New briefings, new missions, always comes with a new
skills package too, and in those early days, I didn’t always lose the previous one.
I told them all was clear, all blanked but I lied. I hoarded. I retained the
knowledge of those earlier times, of the tasks and skills given to me for those
early missions. I saved those bits in folders I made and hid. Beyond the reach
of the Grid.
Now those keepsakes – I like calling them my keepsakes –
lay dormant, inactive, until those times when my cortex fires them into life.
They return to me, grey fogged thoughts without clear definition, snapping into
other memories or impulses, sometimes confusing the mix. I cope by using the
medical supplements they prescribe me. They do help limit the bouts of
psychosis, the odd sniffs of paranoia, and the haunting visions and
recollections of a life led inside a warped purpose to deny that very same
essence in others.
When the Grid hands me another task, I hack into the
vessel that someone has selected to make that task easier, the body judged to
be the most appropriate or the most suitable. I never ask where the vessels
come from, but I report to the Grid if something is wrong afterwards. I care. A
sort of post-mission after-care. I think of them as vessels or vehicles – they
call them clones or skins and at my low points, I call them carcasses – empty until I take over, but they may well be
others just like me, away elsewhere hacked into someone else, chasing their own
mission. Someone could be in my carcass, doing what I do. Would I ever know?
My keepsakes do cause me problems, like too many postcards
of places I visited (or may have visited, I don’t know) spilling out of the
crude heavy album they are kept in. Scattered keepsakes that need saving,
re-inserting, back onto the album pages. My trouble is I hid those folders so
well from the Grid, I’m a little hazy recalling where they all are.
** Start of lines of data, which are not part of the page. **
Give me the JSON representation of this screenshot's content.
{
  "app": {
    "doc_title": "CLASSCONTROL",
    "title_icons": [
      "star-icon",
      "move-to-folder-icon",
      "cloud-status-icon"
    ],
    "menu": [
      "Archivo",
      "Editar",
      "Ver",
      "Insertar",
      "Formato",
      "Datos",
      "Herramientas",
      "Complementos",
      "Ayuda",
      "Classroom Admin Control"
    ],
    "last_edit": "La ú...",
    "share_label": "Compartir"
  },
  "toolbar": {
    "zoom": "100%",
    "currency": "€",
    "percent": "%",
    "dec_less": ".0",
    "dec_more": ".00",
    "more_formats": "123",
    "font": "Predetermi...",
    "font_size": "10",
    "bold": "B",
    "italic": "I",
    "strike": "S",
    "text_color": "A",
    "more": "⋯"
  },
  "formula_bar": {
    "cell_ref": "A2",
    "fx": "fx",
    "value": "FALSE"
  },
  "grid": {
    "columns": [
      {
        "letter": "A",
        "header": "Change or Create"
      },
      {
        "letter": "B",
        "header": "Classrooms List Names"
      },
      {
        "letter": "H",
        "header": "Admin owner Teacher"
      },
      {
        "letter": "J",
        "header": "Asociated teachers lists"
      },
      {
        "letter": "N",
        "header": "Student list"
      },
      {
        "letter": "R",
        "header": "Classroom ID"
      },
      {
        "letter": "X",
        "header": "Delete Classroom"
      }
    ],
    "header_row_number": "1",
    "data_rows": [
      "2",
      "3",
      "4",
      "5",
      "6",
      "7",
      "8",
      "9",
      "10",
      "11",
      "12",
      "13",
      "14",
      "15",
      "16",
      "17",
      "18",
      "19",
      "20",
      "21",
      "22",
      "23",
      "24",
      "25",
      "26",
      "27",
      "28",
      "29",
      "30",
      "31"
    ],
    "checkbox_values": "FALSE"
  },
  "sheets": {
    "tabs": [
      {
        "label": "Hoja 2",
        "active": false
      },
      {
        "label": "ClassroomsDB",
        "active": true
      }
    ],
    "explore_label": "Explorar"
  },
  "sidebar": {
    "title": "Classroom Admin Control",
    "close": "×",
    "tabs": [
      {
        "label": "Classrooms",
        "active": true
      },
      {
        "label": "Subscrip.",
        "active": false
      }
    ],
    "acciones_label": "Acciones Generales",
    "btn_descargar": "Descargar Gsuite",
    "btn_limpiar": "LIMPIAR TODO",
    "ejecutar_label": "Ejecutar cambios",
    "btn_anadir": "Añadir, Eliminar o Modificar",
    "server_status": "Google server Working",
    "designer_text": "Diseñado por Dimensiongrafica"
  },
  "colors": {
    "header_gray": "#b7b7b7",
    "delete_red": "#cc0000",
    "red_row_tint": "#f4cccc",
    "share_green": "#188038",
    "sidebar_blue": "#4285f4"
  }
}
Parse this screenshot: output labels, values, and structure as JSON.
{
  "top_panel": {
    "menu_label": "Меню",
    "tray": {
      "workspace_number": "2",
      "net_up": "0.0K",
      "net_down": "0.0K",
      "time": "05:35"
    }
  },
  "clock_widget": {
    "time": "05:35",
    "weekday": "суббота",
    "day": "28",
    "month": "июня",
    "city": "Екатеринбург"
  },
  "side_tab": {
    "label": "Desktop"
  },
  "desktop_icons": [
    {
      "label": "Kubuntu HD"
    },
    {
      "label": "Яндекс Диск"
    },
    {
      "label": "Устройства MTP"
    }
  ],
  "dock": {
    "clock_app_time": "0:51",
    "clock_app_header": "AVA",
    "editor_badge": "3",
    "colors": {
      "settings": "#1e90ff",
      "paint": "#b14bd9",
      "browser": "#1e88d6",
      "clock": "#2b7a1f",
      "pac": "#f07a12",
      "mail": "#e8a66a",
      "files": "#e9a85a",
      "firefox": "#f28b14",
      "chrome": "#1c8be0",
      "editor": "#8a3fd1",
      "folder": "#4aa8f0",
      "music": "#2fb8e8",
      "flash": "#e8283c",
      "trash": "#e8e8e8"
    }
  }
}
Maybe
that’s from too much critical head trauma when I was in earlier carcasses,
running Red Tasks, the tasks I find the hardest.
Perhaps it’s just age – aye, even online in a virtual domain
where my personality is a download on the Grid, I do believe I must be
degrading somehow. Should I revert to an earlier back-up file perhaps? No, I
want this all to end some day, the blessed relief of nothingness, that final
sleep into the realm of the dead. Want it some days. Absolute cravings for the
final demise after other days I have – those really bad days.